The market share for renewable energy has increased to more than 30% in the last 12 months. Particularly, daytime wholesale electricity prices have plummeted due to the rapid growth in rooftop solar and solar farms in the middle of the day.
Coal plants use a variety of strategies to stay open. They use a variety of strategies to keep their coal plants open. This includes reducing their output on sunny days and increasing it for higher prices when the sunsets. This stresses older plants and breaks downs are becoming more frequent.
Something must give. Electricity market analysis last Year showed Eraring as the coal plant most vulnerable to the growth and use of renewable energy. Learning is likely to lose substantial money by 2025.
Origin announced the closure citing its commitment to net zero emissions by 2050 and the International Energy Agency’s recommendation that advanced economies shut down coal plants by 2030.
What happens to the labor market and workers?
The coal power plant was shut down in 2017. It had been closed with only a few months’ notice. Power prices soared for many years, and many workers couldn’t find other work.
Origin has, however, given three years’ notice to comply with electricity market rules after the shockwaves caused by closing. It also announced that it would create a transition plan for employees. This will include redeployment, training and prioritization of employees at the site for long-term operational positions.
Origin provided figures that showed the energy and capacity gap would be filled by a combination of new storage, Snowy 2.0 and a new transmission line between South Australia, NSW and NSW. Also, a new infrastructure for renewable energy is planned for NSW.
Therefore, prices will likely be affected less than by the closure.
Eraring’s closing may give other coal plants breathing room. In essence, coal plant owners are playing a game with their plants by holding on to the hope that another plant will shut down and tighten the supply.
Origin’s figures show that there are many more renewable energy projects. These figures did not include rooftop solar’s phenomenal growth last Year.
This is not likely to be the end of coal plant closings shortly.

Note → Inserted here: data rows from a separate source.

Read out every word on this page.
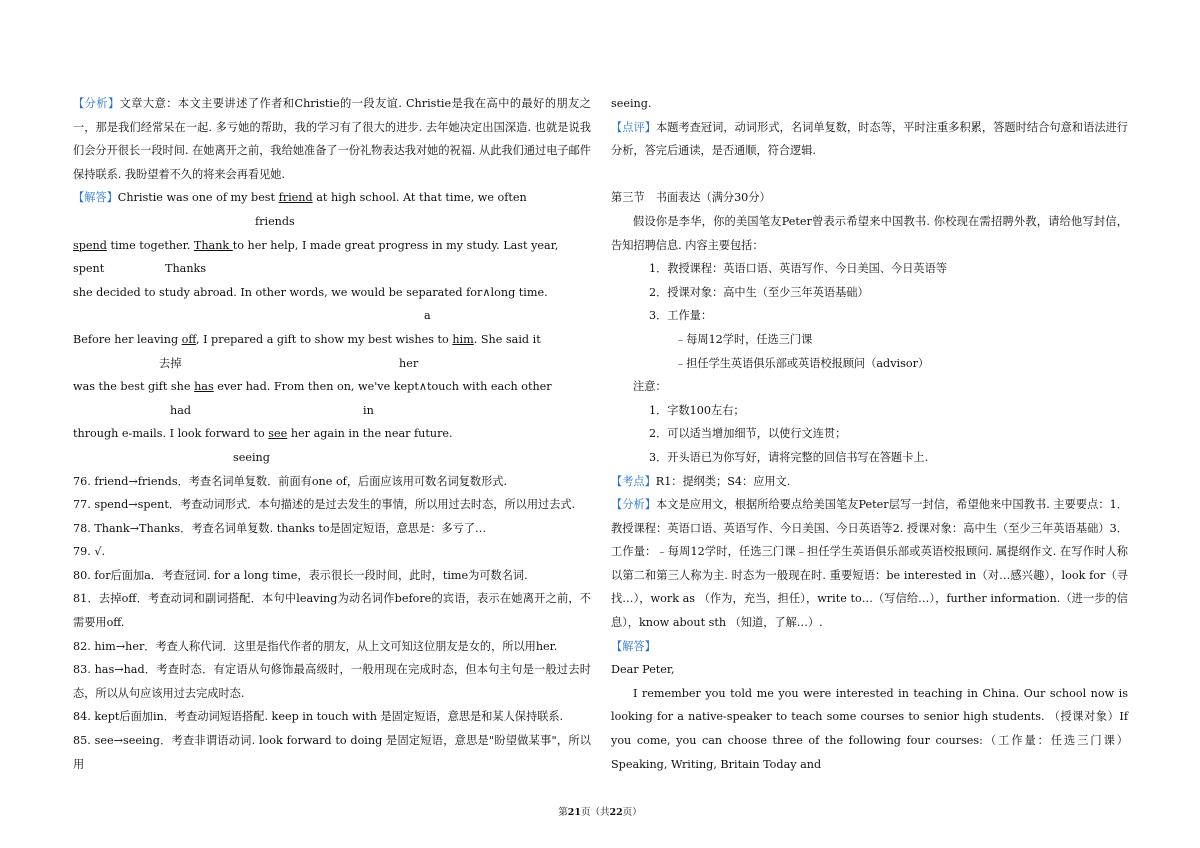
【分析】文章大意：本文主要讲述了作者和Christie的一段友谊. Christie是我在高中的最好的朋友之一，那是我们经常呆在一起. 多亏她的帮助，我的学习有了很大的进步. 去年她决定出国深造. 也就是说我们会分开很长一段时间. 在她离开之前，我给她准备了一份礼物表达我对她的祝福. 从此我们通过电子邮件保持联系. 我盼望着不久的将来会再看见她.

【解答】Christie was one of my best friend at high school. At that time, we often

friends

spend time together. Thank to her help, I made great progress in my study. Last year,

spent	Thanks

she decided to study abroad. In other words, we would be separated for∧long time.

a

Before her leaving off, I prepared a gift to show my best wishes to him. She said it

去掉	her

was the best gift she has ever had. From then on, we've kept∧touch with each other

had	in

through e-mails. I look forward to see her again in the near future.

seeing

76. friend→friends．考查名词单复数．前面有one of，后面应该用可数名词复数形式.

77. spend→spent．考查动词形式．本句描述的是过去发生的事情，所以用过去时态，所以用过去式.

78. Thank→Thanks．考查名词单复数. thanks to是固定短语，意思是：多亏了…

79. √.

80. for后面加a．考查冠词. for a long time，表示很长一段时间，此时，time为可数名词.

81．去掉off．考查动词和副词搭配．本句中leaving为动名词作before的宾语，表示在她离开之前，不需要用off.

82. him→her．考查人称代词．这里是指代作者的朋友，从上文可知这位朋友是女的，所以用her.

83. has→had．考查时态．有定语从句修饰最高级时，一般用现在完成时态，但本句主句是一般过去时态，所以从句应该用过去完成时态.

84. kept后面加in．考查动词短语搭配. keep in touch with 是固定短语，意思是和某人保持联系.

85. see→seeing．考查非谓语动词. look forward to doing 是固定短语，意思是"盼望做某事"，所以用

seeing.

【点评】本题考查冠词，动词形式，名词单复数，时态等，平时注重多积累，答题时结合句意和语法进行分析，答完后通读，是否通顺，符合逻辑.

第三节　书面表达（满分30分）

假设你是李华，你的美国笔友Peter曾表示希望来中国教书. 你校现在需招聘外教，请给他写封信，告知招聘信息. 内容主要包括：

1．教授课程：英语口语、英语写作、今日美国、今日英语等

2．授课对象：高中生（至少三年英语基础）

3．工作量：

﹣每周12学时，任选三门课

﹣担任学生英语俱乐部或英语校报顾问（advisor）

注意：

1．字数100左右；

2．可以适当增加细节，以使行文连贯；

3．开头语已为你写好，请将完整的回信书写在答题卡上.

【考点】R1：提纲类；S4：应用文.

【分析】本文是应用文，根据所给要点给美国笔友Peter层写一封信，希望他来中国教书. 主要要点：1．教授课程：英语口语、英语写作、今日美国、今日英语等2. 授课对象：高中生（至少三年英语基础）3．工作量：﹣每周12学时，任选三门课﹣担任学生英语俱乐部或英语校报顾问. 属提纲作文. 在写作时人称以第二和第三人称为主. 时态为一般现在时. 重要短语：be interested in（对…感兴趣），look for（寻找…），work as （作为，充当，担任），write to…（写信给…），further information.（进一步的信息），know about sth （知道，了解…）.

【解答】

Dear Peter,

I remember you told me you were interested in teaching in China. Our school now is looking for a native-speaker to teach some courses to senior high students. （授课对象）If you come, you can choose three of the following four courses:（工作量：任选三门课）Speaking, Writing, Britain Today and

第21页（共22页）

According to the Australian Energy Market Operator, the draft 2022 integrated system plan, which is a roadmap for the electricity grid, shows that as much as 60% could be lost by 2030.
There is no exit strategy for coal
Despite coal plants closing down faster than ever, Australia doesn’t have an exit strategy for coal. This is unlikely to change as neither major party wants to “own” closures in an election year.
This pattern is likely to continue. Renewable energy will continue its growth as the most affordable form of electricity generation. Governments will set up policies to speed its growth, and the market and asset owners will decide on closing it. This is very risky.
Origin gave three years’ notice and committed to a transition plan. It also invested in battery storage.
However, energy market players do not consider penalties for failing to comply with notice requirements an effective deterrent. They see the financial incentive to hold on to their plant and hope for a price increase when it closes.
We are left to rely on the owner’s goodwill and enlightened self-interest and fear of reputational harm to be responsible.
Perhaps Australia will manage to get by just fine. Without a plan, however, we are at risk of seeing a rush to closures in the future, with devastating impacts on electricity prices, regional economies, and livelihoods in the coal communities.
We need to make policy commitments
A range of models has been proposed for an orderly exit from coal. National agreements have been negotiated to eliminate coal from other countries, Germany and Spain.
The Australian Energy Market Operator acknowledged technical issues in the transition to clean energy but believes they can be overcome. Alternative generation and storage options exist to replace the lost energy from coal plants.
This week, the NSW government received expressions from interested parties in renewable energy and storage projects valued at more than A$100 billion. This was equal to the electricity output from ten coal-fired power plants in the Hunter Valley Renewable Energy Zone.
Hopefully, the other side will have a political and policy commitment to an orderly withdrawal from coal. This plan can reduce the impact on our electricity system and support workers at coal power stations through the inevitable transition.